Police said two Ohio State University students died this week as a result of an overt drug overdose, as health officials warned that the fake Adderall pills could contain fentanyl, a powerful synthetic opioid.
Police received a 911 call at 10:46 p.m. Wednesday from a woman who reported that her roommate and friends of her roommate overdosed on an apartment off campus, said Officer Doran Carrier of the Columbus Police Department. Three university students were taken to hospital, he said.
One person was killed that night and another was killed on Friday, said Battalion Chief Jeffrey Geiter, a spokesman for the Columbus Fire Department. A third student was discharged from the hospital on Thursday, University President Christina M. Johnson said. statement.
The two deaths were an “obvious overdose” and are now being investigated by the Drug Enforcement Administration, said Deputy Police Chief Smith Weir.
Police and firefighters were unable to offer more information about the students’ identities, causes of death or possible drugs. The Franklin County Coroner’s Office did not respond to a request for comment on Saturday.
Columbus Public Health issued alerts on Thursday about the counterfeit prescription drug Adderall, which is used to treat attention deficit hyperactivity disorder. The agency issues safety warnings about counterfeit drugs that may come from its prompts, its an educational program to reduce overdose or providers in their alcohol and drug treatment services, spokeswoman Kelly Newman said.
She was unable to figure out the warning of student deaths, but said the agency was told that “there are counterfeit pills that may be linked to fentanyl,” a synthetic opioid that can be much more potent than heroin, and cheaper to produce and spread.
More than 90 percent of deaths from overdoses in downtown Ohio are related to street drugs falsified with fentanyl, she said.
The deaths of students come amid rising deaths from drug overdoses in the United States. The death toll has reached a record high 100,000 deaths for the 12-month period ending in April 2021. Most deaths were related to synthetic opioids such as fentanyl.
Dennis Pales, 21, is a senior at the university and a former president a harm reduction group on campussaid he had heard of other students who had overdosed on fentanyl drugs.
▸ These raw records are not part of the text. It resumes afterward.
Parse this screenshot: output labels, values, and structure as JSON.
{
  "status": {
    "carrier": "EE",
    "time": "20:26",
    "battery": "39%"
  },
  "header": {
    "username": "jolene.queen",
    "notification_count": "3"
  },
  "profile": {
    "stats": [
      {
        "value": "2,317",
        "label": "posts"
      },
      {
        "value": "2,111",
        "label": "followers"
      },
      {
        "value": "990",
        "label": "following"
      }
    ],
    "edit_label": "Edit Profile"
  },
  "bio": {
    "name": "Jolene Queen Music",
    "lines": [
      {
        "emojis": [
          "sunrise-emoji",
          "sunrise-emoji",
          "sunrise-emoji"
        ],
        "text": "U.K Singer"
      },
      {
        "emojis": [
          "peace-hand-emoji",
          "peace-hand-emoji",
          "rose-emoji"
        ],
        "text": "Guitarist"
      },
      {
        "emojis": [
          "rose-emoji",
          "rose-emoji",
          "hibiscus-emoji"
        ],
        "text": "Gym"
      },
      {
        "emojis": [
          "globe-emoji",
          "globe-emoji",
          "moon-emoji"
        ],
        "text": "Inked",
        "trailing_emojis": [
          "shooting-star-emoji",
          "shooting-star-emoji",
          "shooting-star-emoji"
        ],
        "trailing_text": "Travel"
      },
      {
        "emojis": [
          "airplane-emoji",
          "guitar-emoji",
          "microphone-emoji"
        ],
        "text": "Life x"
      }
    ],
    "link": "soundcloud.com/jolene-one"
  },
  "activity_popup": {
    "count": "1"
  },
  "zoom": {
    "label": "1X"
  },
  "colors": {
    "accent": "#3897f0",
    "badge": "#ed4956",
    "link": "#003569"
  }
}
Students told him about these impressions when he handed out fentanyl test strips and other materials. He said many overdoses led to hospital visits, although some people used naloxone – a drug used to treat opioid overdoses – when they had them because they feared the legal consequences of recreational drug use.
The death this week came as a shock to many students because they were unaware of the risks of counterfeit pills, he said, adding that it was a particularly heavy loss as graduates graduate on Sunday.
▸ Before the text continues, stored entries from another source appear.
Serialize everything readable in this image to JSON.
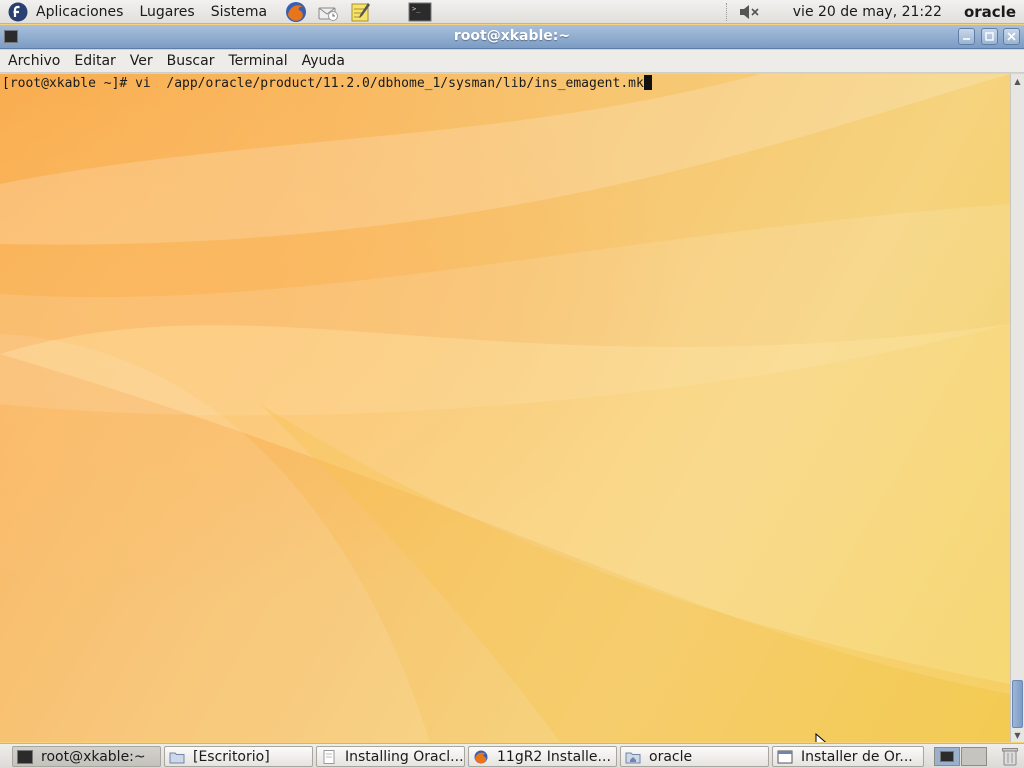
{
  "top_panel": {
    "menus": [
      "Aplicaciones",
      "Lugares",
      "Sistema"
    ],
    "launchers": [
      "firefox-icon",
      "mail-icon",
      "notes-icon",
      "terminal-icon"
    ],
    "clock": "vie 20 de may, 21:22",
    "user": "oracle"
  },
  "window": {
    "title": "root@xkable:~",
    "menu": [
      "Archivo",
      "Editar",
      "Ver",
      "Buscar",
      "Terminal",
      "Ayuda"
    ]
  },
  "terminal": {
    "prompt": "[root@xkable ~]# ",
    "command": "vi  /app/oracle/product/11.2.0/dbhome_1/sysman/lib/ins_emagent.mk"
  },
  "taskbar": {
    "tasks": [
      {
        "label": "root@xkable:~",
        "icon": "terminal-icon",
        "active": true
      },
      {
        "label": "[Escritorio]",
        "icon": "folder-icon",
        "active": false
      },
      {
        "label": "Installing Oracl...",
        "icon": "document-icon",
        "active": false
      },
      {
        "label": "11gR2 Installe...",
        "icon": "firefox-icon",
        "active": false
      },
      {
        "label": "oracle",
        "icon": "home-folder-icon",
        "active": false
      },
      {
        "label": "Installer de Or...",
        "icon": "window-icon",
        "active": false
      }
    ]
  },
  "colors": {
    "titlebar": "#7c9cc4",
    "wallpaper_orange": "#f9a94b",
    "wallpaper_yellow": "#f1cf55"
  }
}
In its first six-year public safety warning, the Federal Drug Enforcement Administration last year warned of an “alarming” increase in counterfeit tablets containing fentanyl. The agency, which seized at least 9.5 million counterfeit pills last year, said two of the five pills seized contained lethal amounts of fentanyl.
Melissa Shivers, the university’s senior vice president for student life, warned students in a message on Thursday about the fake Adderall pills “causing an increase in overdose and hospitalization”. Ms. Johnson cited this message in an email across campus on Thursday.
“As we approach the week and weekend of the celebration, from the end of the year and the prom to the return of warmer weather, we want to encourage you to think about safety during the celebration,” Ms. Shivers said.